Label Text: New York 1972 illustrates “the male gaze,” a concept originating in feminist film theory, and appears to justify criticism of Winogrand’s voyeuristic book Women Are Beautiful, which shows women he encountered in the street. The phone booth obscures the woman’s face, allowing unfettered, potentially salacious inspection of her body by the passersby, the photographer, and us.

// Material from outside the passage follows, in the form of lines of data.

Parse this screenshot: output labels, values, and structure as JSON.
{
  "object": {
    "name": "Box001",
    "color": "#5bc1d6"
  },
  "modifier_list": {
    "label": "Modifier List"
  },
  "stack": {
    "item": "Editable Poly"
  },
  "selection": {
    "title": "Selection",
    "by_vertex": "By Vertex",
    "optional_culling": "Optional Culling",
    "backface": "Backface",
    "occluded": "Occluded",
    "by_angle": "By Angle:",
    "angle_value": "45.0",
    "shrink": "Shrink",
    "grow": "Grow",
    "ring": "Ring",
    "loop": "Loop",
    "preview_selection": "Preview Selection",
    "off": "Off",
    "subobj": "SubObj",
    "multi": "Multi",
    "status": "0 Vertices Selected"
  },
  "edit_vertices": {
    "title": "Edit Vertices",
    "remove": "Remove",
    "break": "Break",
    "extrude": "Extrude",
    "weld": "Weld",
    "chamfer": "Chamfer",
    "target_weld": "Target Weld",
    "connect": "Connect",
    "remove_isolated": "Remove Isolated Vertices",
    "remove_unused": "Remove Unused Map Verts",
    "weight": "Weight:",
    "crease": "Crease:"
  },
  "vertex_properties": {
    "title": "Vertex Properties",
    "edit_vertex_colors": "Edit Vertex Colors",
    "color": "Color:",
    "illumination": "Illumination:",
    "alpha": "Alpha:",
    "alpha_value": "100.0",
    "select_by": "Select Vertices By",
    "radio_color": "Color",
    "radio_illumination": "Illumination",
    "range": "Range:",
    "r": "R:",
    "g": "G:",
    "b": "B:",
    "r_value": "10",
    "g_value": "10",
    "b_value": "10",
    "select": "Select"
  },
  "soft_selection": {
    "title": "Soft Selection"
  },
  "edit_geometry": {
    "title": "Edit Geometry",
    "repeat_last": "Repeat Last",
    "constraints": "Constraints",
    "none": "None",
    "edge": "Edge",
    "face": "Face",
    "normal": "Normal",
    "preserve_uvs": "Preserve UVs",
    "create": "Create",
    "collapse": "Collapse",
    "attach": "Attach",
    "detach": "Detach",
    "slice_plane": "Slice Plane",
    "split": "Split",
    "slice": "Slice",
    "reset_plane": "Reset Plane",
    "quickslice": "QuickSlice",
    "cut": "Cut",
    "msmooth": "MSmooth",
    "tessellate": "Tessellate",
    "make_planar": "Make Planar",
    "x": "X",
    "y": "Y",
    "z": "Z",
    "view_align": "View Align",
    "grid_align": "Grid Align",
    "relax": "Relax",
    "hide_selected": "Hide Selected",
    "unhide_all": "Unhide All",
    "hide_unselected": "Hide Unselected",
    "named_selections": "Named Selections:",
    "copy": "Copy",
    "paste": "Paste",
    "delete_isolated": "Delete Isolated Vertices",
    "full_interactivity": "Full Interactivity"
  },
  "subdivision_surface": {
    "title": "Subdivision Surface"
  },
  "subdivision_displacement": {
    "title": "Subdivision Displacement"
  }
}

The woman’s hand covers the telephone receiver—she is mute as well as blind. Nearby text imposes commentary instead. Her leg is propped up almost enough to reveal her undergarments, turning a sign for “All Beef Frankfurters” into unsubtle innuendo. “BUD,” in addition to advertising beer, a beverage evocative of masculine culture, ironically refers to a flower, the reproductive part of a plant, soon to open. By extension, it may refer to a young woman’s emergent breasts and “budding” sexuality.
A second woman carries a copy of Cosmopolitan, the era’s leading sexually liberal women’s magazine, which encouraged women to embrace and be empowered by their sexuality. If the central woman is attracted to exhibitionism, then her relinquishment of agency is fundamentally an exercise of her authority over her own body and a demonstration of the power of her sexuality.